Samedi, plusieurs milliers de personnes se sont rassemblés à Saint-Denis pour exprimer leur solidarité envers le maire de la ville, Bally Bagayoko, cible de débordements racistes sur CNews. Une équipe de BFMTV s'était rendue sur place pour couvrir la mobilisation. Or, à cette occasion, l'une des journalistes aurait été "violemment poussée contre des barrières par un bénévole du service d'ordre de La France Insoumise", rapporte un autre communiqué de la Société des journalistes (SDJ) de la chaîne, en date du 5 avril.
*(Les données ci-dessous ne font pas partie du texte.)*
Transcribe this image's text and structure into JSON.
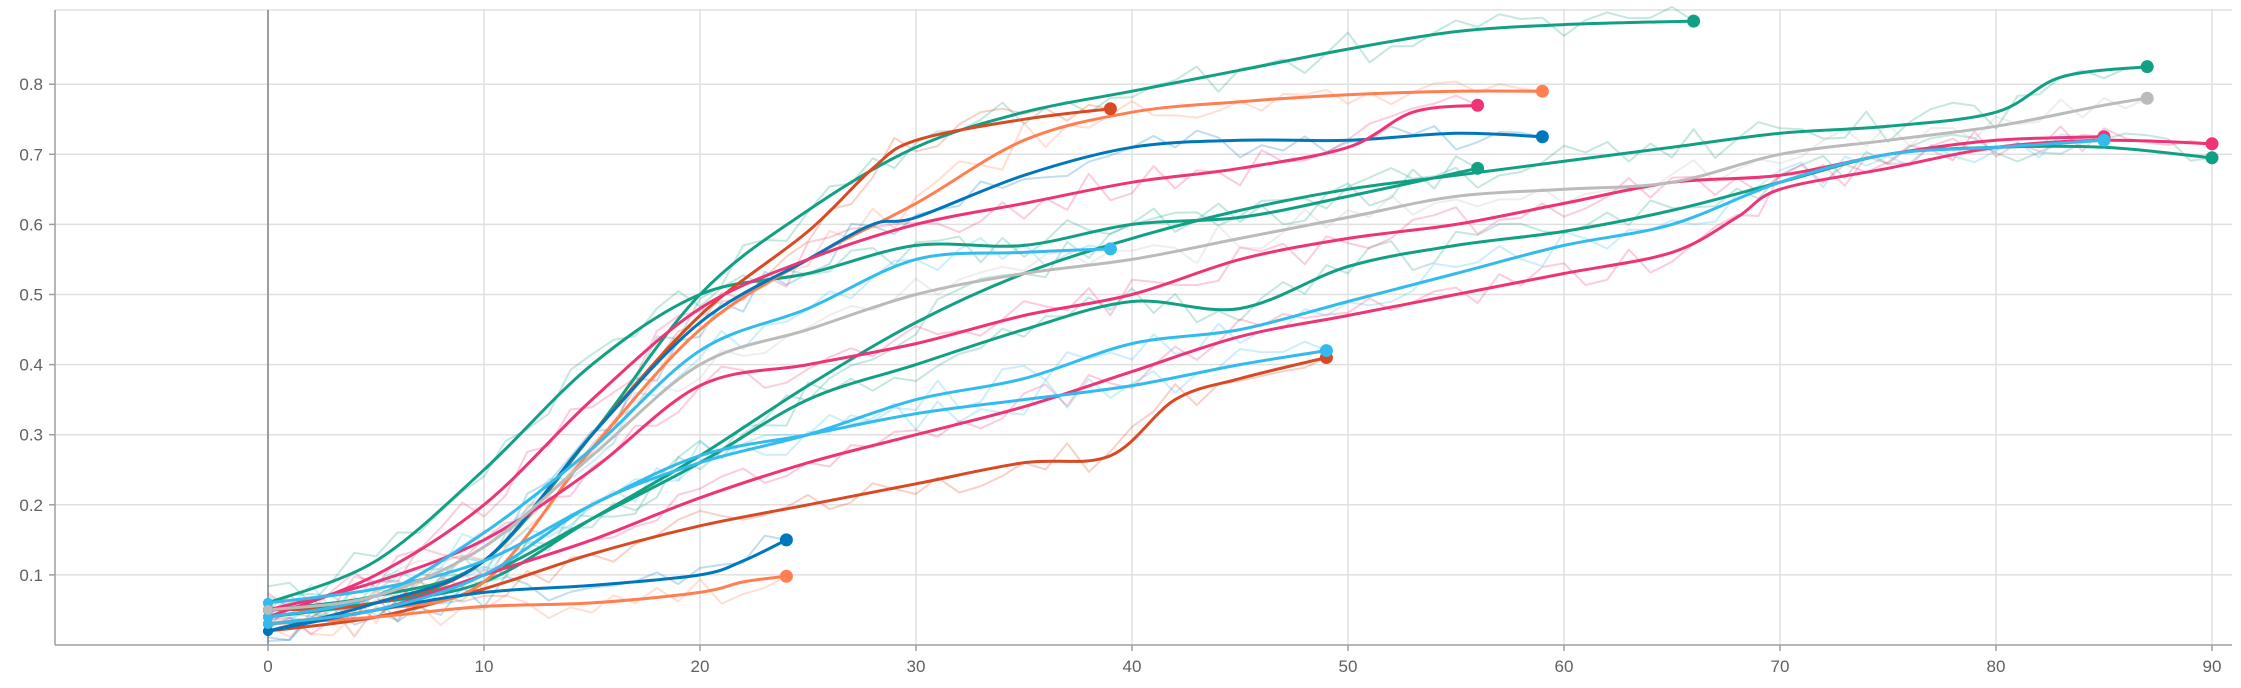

Dans un autre texte écrit ce mardi, le même média a réagi à cette agression, la condamnant fermement. "La direction de BFMTV tient tout d’abord à exprimer son soutien total à sa journaliste et dénonce avec la plus grande fermeté ces violences inadmissibles", peut-on y lire. "La direction de BFMTV ne laissera pas ce type de comportements se perpétuer et agira à l'encontre de tous ceux qui réitéreraient des incidents similaires", a également souligné la chaîne d'info. Elle s'associe à la plainte de la collaboratrice en question, qui "s’est vue prescrire une première période d’ITT (incapacité totale de travail) de deux jours" après examen médical.
Cet épisode de violence physique a eu lieu alors que la reporter "venait d’avoir le feu vert d’un des élus pour se rapprocher de la scène". Selon la SDJ, le parti dirigé par Jean-Luc Mélenchon a "immédiatement " présenté ses excuses après avoir appris cet incident et a admis que le bénévole avait "vivement réagi". LFI a ensuite garanti à BFMTV "sa plus grande vigilance pour qu’on puisse travailler correctement lors de leurs événements ".
En février dernier, le traitement médiatique réservé à la mort du militant d'extrême droite radicale Quentin Deranque, avait passablement irrité Jean-Luc Mélenchon. N'acceptant pas les mise en cause de son mouvement qui avaient suivi ce drame, le dirigeant avait assumé sa position d'inviter les médias de son choix en conférence de presse. L'ONG Reporters sans frontières avait dénoncé une "atteinte au droit à l'information des citoyens" de la part du chef de la gauche radicale en France.
Ce dernier avait également menacé BFMTV de plus envoyer aucun membre de son camp sur ses plateaux après la mise à l'écart de Sophia Chikirou lors du débat d'entre deux tours organisé par la chaîne. "Personne d'entre nous ne doit plus mettre les pieds chez de tels manipulateurs, avait écrit celui qui avait saisi l'Arcom pour cette décision. "Jour après jour, ce genre de pratiques dégrade la liberté d'expression et humilie l'identité démocratique de notre pays. On attend les réactions des sociétés de journalistes attachées au refus de la brutalisation du débat en France", s'était-il justifié.